At first, all Soo-nam has to do for getting her money seems to be collecting the signatures from her neighbors as asked by that public servant in question, but she unintentionally gets herself into a big trouble when she unwittingly visits one of the residents she should have been careful of. As already announced during the darkly absurd opening sequence, that is just the beginning for more problems to come to her, and we soon meet two detectives snooping around the neighborhood for any clue for their latest case.

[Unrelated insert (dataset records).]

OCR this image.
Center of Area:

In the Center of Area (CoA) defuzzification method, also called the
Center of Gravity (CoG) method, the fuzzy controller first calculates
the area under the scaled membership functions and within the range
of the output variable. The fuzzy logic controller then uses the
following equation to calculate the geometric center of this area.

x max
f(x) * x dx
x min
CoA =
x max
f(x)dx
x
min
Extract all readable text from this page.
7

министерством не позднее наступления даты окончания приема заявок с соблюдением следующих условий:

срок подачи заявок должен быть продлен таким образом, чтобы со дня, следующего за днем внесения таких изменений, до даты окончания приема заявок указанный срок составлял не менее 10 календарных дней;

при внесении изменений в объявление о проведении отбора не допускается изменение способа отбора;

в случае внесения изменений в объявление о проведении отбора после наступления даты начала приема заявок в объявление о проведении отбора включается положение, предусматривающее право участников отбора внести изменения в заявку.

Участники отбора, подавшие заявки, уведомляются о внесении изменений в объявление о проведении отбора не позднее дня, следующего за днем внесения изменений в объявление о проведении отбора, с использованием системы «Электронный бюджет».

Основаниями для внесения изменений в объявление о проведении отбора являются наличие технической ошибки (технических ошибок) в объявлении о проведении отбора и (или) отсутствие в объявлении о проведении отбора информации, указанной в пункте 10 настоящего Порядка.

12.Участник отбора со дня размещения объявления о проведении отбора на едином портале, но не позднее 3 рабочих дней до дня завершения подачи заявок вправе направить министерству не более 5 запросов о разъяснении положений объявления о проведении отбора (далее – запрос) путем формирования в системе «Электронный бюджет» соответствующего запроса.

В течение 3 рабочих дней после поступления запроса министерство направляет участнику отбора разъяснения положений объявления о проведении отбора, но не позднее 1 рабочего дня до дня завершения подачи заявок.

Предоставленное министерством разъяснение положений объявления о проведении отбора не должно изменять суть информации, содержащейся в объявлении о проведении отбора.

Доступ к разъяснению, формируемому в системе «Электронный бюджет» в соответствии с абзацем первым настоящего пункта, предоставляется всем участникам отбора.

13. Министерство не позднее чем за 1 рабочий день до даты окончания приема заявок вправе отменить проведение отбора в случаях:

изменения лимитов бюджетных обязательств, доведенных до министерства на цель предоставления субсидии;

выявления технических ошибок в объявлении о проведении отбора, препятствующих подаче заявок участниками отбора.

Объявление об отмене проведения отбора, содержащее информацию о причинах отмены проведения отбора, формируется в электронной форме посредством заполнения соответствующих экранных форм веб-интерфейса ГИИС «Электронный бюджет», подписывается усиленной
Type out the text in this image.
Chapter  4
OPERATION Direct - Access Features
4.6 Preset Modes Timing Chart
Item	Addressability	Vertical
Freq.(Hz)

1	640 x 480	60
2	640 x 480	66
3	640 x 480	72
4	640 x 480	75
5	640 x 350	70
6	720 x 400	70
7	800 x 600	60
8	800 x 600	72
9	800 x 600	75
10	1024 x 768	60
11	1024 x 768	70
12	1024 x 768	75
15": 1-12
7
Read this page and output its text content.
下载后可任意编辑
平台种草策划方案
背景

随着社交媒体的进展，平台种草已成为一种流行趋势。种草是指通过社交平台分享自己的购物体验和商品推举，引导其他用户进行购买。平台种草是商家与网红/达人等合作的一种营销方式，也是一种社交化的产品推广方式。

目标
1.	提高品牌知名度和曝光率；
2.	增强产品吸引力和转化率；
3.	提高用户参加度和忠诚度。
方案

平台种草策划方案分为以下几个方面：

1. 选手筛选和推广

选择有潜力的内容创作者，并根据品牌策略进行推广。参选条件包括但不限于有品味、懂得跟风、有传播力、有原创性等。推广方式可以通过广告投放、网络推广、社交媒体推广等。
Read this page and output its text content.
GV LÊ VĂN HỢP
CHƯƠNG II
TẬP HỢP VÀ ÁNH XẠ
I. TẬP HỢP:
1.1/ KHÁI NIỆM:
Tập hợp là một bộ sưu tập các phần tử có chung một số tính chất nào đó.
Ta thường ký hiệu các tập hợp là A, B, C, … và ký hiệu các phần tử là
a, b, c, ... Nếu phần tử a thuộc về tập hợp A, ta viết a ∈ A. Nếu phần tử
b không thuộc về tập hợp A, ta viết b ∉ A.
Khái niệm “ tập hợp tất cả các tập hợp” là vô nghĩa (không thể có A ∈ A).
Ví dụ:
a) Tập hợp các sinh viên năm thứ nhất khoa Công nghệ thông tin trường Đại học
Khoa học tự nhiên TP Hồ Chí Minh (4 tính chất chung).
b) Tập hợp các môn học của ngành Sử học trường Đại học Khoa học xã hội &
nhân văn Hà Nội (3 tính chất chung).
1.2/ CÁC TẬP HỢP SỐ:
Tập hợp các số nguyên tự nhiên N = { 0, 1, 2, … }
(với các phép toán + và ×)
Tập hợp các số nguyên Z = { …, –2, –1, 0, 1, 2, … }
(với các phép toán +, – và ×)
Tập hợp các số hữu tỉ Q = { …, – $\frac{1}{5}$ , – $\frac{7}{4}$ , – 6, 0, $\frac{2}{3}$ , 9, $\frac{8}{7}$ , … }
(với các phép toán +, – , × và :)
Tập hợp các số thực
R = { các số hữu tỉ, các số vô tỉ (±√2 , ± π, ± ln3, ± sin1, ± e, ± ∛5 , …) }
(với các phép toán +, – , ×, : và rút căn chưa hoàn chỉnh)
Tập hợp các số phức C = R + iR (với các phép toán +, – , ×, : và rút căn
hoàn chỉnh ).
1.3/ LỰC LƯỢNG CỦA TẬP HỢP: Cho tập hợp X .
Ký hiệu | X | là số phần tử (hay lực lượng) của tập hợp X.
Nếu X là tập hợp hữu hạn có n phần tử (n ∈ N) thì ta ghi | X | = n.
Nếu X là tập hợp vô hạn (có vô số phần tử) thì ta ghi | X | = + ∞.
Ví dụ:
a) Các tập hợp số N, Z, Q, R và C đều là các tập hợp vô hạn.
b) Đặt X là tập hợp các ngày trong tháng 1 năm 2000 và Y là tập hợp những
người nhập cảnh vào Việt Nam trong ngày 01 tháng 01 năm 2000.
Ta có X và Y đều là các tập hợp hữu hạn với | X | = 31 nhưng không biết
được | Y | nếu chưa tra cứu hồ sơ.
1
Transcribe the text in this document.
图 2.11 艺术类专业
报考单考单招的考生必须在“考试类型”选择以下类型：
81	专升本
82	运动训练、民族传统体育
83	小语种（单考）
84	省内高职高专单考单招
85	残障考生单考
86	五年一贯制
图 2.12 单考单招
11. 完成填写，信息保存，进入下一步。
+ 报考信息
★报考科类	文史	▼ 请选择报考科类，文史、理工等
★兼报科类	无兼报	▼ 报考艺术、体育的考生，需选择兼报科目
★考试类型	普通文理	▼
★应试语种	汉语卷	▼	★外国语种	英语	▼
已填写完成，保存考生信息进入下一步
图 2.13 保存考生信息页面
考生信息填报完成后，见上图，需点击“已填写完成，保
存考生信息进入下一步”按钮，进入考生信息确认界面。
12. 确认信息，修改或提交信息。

This is the first feature film by the director/writer Ahn Gook-jin, and he maintains the morbidly cheerful tone of his movie well through edgy black humor and good comic timing. There are several amusing moments which emphasize the warped reality in the film, and I especially like a very funny scene showing how one small impulsive act slowly culminates to an unexpected consequence for our big laugh. As the story becomes darker, it does not hesitates to mix violence and humor together, and we get a couple of nasty scenes when Soo-nam happens to be imprisoned and tortured by a certain character at one point (Did I mention that Park Chan-wook helped the production of the film?).
While her character keeps tumbling into more mayhem and madness, Lee Jeong-hyeon, who was terrific as a young incorrigible mother who happens to live with her problematic teenager son in “Juvenile Offender” (2012), gives an enjoyable performance dancing around absurd comedy and gloomy tragedy. Soo-nam is indeed an earnest woman equipped with a remarkable throwing skill for newspaper delivery, but she is only reminded again and again that good efforts do not always equal good rewards in her world, and Lee is superb as her character desperately holds onto her simple hope behind her innocuous façade.
The main job of the supporting actors is pushing Lee’s character in one direction or another, and they are effective in their respective caricature roles. While Lee Jeong-hyeon is gentle and decent as a nice guy who is the only light in Soo-nam’s difficult life, Seo Hae-yeong, Myeong Kye-nam, Lee Joon-hyeok, and Lee Dae-yeon are suitably unlikable in each own way, and Bae Je-gi and Ji Dae-han are a duo of dim detectives who have no idea on what their possible suspect is capable of.
“Alice in Wonderland” is a biting black comedy with uncomfortable laughs, and I had a fun with many of its barbed satiric moments. Although it could go further with its dark satire and its ending is weak and abrupt, I got enough good laughs from it, and Ahn Gook-jin and Lee Jeong-hyeon give us one of the impressive South Korean movie characters to remember in this year.